Professional Engineering (Control/Technical Support Engineer) Degree Apprenticeship

Stage 2 modules

Stage 2 outcomes

• Analyse first and second order systems using appropriate mathematical methods and apply mathematical techniques, including Laplace Transforms and Newton Raphson to resolve engineering problems.
• Use statistical methods to analyse experimental datasets and evaluate, apply, and communicate findings from mathematical and statistical analysis to specialist audiences. 
• Successfully use the basic features offered by a commercial 2D and 3D CAD software package and be familiar with the user interface of a typical 3D software suite.
• Be able to use reference geometry and editing features to modify drawing shapes, features, dimensions etc. and be able to use the techniques provided by the software to enhance the productivity of the design process.
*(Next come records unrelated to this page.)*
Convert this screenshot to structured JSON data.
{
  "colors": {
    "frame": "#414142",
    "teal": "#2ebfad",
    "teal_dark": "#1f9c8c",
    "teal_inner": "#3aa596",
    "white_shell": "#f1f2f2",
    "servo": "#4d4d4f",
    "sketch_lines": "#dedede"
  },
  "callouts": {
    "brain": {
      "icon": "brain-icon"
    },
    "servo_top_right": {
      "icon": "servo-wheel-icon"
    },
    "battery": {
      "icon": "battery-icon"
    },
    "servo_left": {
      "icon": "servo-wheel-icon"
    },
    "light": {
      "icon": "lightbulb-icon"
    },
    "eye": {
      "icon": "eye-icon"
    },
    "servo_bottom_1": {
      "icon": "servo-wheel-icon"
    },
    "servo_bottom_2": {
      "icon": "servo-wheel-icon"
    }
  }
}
Lofts, splits, shells linear and circular patterns, mirroring, fillets and chamfers.
• Select and apply business and management methods to resolve organisational challenges associated with their specific employment context and in accordance with their professional responsibilities.
• Evaluate and apply the tools and techniques associated with quality management and analyse the various aspects of the business environment in which their organisation operates and communicate financial planning decisions and justifications for business cases to specialist and non-specialist audiences. 
• Explain the concept of design Intent in the early stages of a design to maximise productivity and minimise costs. This can be shown by the use of tables and equations with dimensions. Also, by the creation of assemblies of component. 
• Develop safe pneumatic and hydraulic systems and undertake operational system evaluation and fault-finding analysis of either a pneumatic or hydraulic system.
• To describe their approach to development and evaluation of pneumatic or hydraulic system and work autonomously to analyse, interpret and evaluate engineering data, presenting the results and problem-solving approach clearly and concisely in written and oral form, using technology where appropriate to assist with and evaluate activities.
• Apply theoretical underpinning knowledge and understanding to plan for and perform a control/technical support engineering task using appropriate techniques, procedures and methods.
• Provide the technical and commercial management required to complete an industrial control/technical support engineering task, using a combination of general and specialist knowledge, and understanding demonstrating full compliance with the relevant safety and sustainability requirements. 

Stage 3 modules

The final stage of the degree apprenticeship is taught at Level 6 and includes:

Stage 3 outcomes 

• Have evaluated their own engineering abilities and as a result will have developed a comprehensive learning and development programme that will, after successful completion, enable them to develop and demonstrates their professional competences and underpinning engineering knowledge and understanding sufficiently to achieve registration as a Chartered Engineer. 
• Have developed, and be able to able to use critical and reflective thinking skills in application to their own professional practice and will able to produce documentation, papers, and reports which comply with best professional and academic practice. 
• Have understanding of engineering project management theory, methods and techniques, as applicable to the selected engineering domain and can select and apply appropriate management and business practices, including evaluation of risk, within a project management role. 
• Showcase an in-depth knowledge of control processes and be able to apply them in the workplace and demonstrate an in-depth knowledge of techniques used in instrumentation to validate control system actions.
• Discuss, contrast, and apply the essentials of control systems as applied in a range of industrial processes and analyse and use dynamic simulation software to design active real-time control systems. 
• Compare and contrast the properties, usage, limitations and failure mechanisms of a wide range of engineering materials in general use and apply theories of engineering materials topics relevant to the topic area selected for the project.
• To analyse and incorporate complex materials data during the process of either materials selection or failure analysis during manufacture or use, synthesise and evaluate complex information, relating to engineering materials problems, and be able to synthesis and evaluate various problem solution options.
• Differentiate reasons for maintenance, H&S requirements, and types of maintenance associated with engineering plant, equipment and systems including frequency, cost and effects on production.
• Demonstrate knowledge of key conceptual and theoretical values and principles of sustainability and SD to engineering practice and evaluate and apply the principles and metrics used to measure and monitor environmental aspects and impacts of an engineering business operation.
• Apply the concepts and practices of sustainable engineering and SD, including the ethical and societal impacts to real-life case studies and present holistic solutions to mitigate the SD issues.
• Conduct independent research using a range of theoretical skills, knowledge and understanding acquired during their BEng Programme to synthesise a high quality technical final project report.